まあ、こういうのを設けておけば、意外にもガス抜きになるのが強いわよね。
「浩介くん、テーブルの方はどうかしら?」
「あーテーブルというよりも、結構道中道中で声をかけられてるよ」
浩介くんがやや苦笑い気味に話す。
まあ、社長とは言ってもまだ若い会社だからね。
「あらそうなのね。
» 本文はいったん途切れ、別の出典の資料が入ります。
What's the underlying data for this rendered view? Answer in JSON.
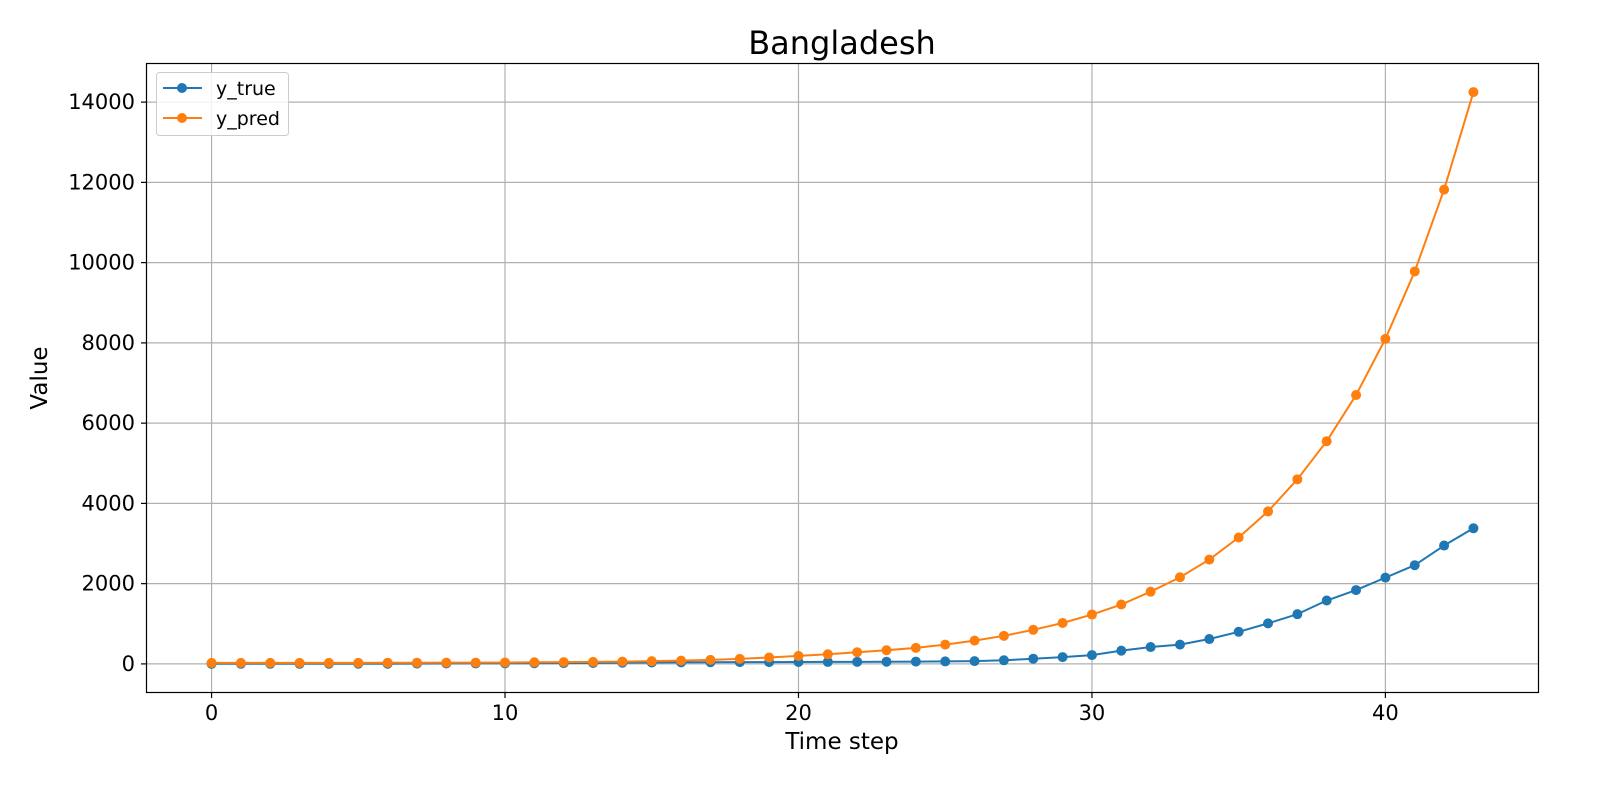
{
  "chart_data": {
    "type": "line",
    "title": "Bangladesh",
    "xlabel": "Time step",
    "ylabel": "Value",
    "xlim": [
      -2.2,
      45.2
    ],
    "ylim": [
      -700,
      14950
    ],
    "xticks": [
      0,
      10,
      20,
      30,
      40
    ],
    "yticks": [
      0,
      2000,
      4000,
      6000,
      8000,
      10000,
      12000,
      14000
    ],
    "grid": true,
    "legend_position": "top-left",
    "x": [
      0,
      1,
      2,
      3,
      4,
      5,
      6,
      7,
      8,
      9,
      10,
      11,
      12,
      13,
      14,
      15,
      16,
      17,
      18,
      19,
      20,
      21,
      22,
      23,
      24,
      25,
      26,
      27,
      28,
      29,
      30,
      31,
      32,
      33,
      34,
      35,
      36,
      37,
      38,
      39,
      40,
      41,
      42,
      43
    ],
    "series": [
      {
        "name": "y_true",
        "color": "#1f77b4",
        "values": [
          3,
          3,
          3,
          3,
          4,
          4,
          5,
          8,
          10,
          12,
          14,
          17,
          20,
          24,
          30,
          35,
          39,
          42,
          44,
          46,
          48,
          50,
          52,
          55,
          58,
          62,
          70,
          90,
          130,
          170,
          220,
          330,
          420,
          480,
          620,
          800,
          1010,
          1240,
          1580,
          1840,
          2150,
          2460,
          2950,
          3380
        ]
      },
      {
        "name": "y_pred",
        "color": "#ff7f0e",
        "values": [
          25,
          25,
          25,
          26,
          26,
          27,
          28,
          30,
          31,
          33,
          36,
          40,
          44,
          50,
          58,
          68,
          82,
          100,
          125,
          160,
          200,
          240,
          290,
          340,
          400,
          480,
          580,
          700,
          850,
          1020,
          1230,
          1480,
          1800,
          2160,
          2600,
          3150,
          3800,
          4600,
          5550,
          6700,
          8100,
          9780,
          11820,
          14250
        ]
      }
    ]
  }
}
あたしは特にそういうことはないかな?」
「あーうん、優子ちゃんはほら、俺がいるじゃない? 男性社員は声かけにくいって」
「あはは、そうだったわね……」
男なら、男の嫉妬をよく知っている。
あたしの場合、単に会社の常務取締役というだけではなく、社長夫人でもある。
男性社員がそんな人に声をかけたら、社長にどんな報復をされるか分かったものじゃないと警戒するのも当然だった。
「俺も、女性社員は誰も声をかけようとはしねえしな。まあ、そんなもんだろ?」
「あーうん、そうよね。あたしも嫉妬深いと言えば嫉妬深いし」
愛するが故の嫉妬だけど、外野から見れば「触らぬ神に祟りなし」となるのは当然だ。
実の所を言うと、あたしが嫉妬しても浩介くんが嫉妬しても、後ですることは同じなんだけどね。
「そうそう、もし更に人が増えて多忙になったら秘書が必要になると思うんだけど」
「あーうん、男性限定で求人出して。理由欄に、『妻が大変嫉妬深いため』って書けば大丈夫よ」
つまり、女性であるあたしが浩介くんに対して圧力をかけたという形にしておけば問題はない。
そう理由に書いておけば、よっぽど頭おかしい人じゃない限り、求人に出そうとは思わない。
それに、蓬莱カンパニーに逆らうとどういうことになるかは、日本人なら皆知っているはずだものね。
「あはははは……うん、そうしてみるよ」
どっちにしても、あたしが嫉妬するということにしておけば、世間から非難を浴びるにしても、あたし個人に浴びせられるだけで済む。
「いやいや篠原さん。それじゃあ甘いわよ」
あたしたちが話している横から、よく見知った声が聞こえてきた。
あたしが振り返り、浩介くんがあたしの向こう側に視線を移す。
そこに立っていたのは、永原先生だった。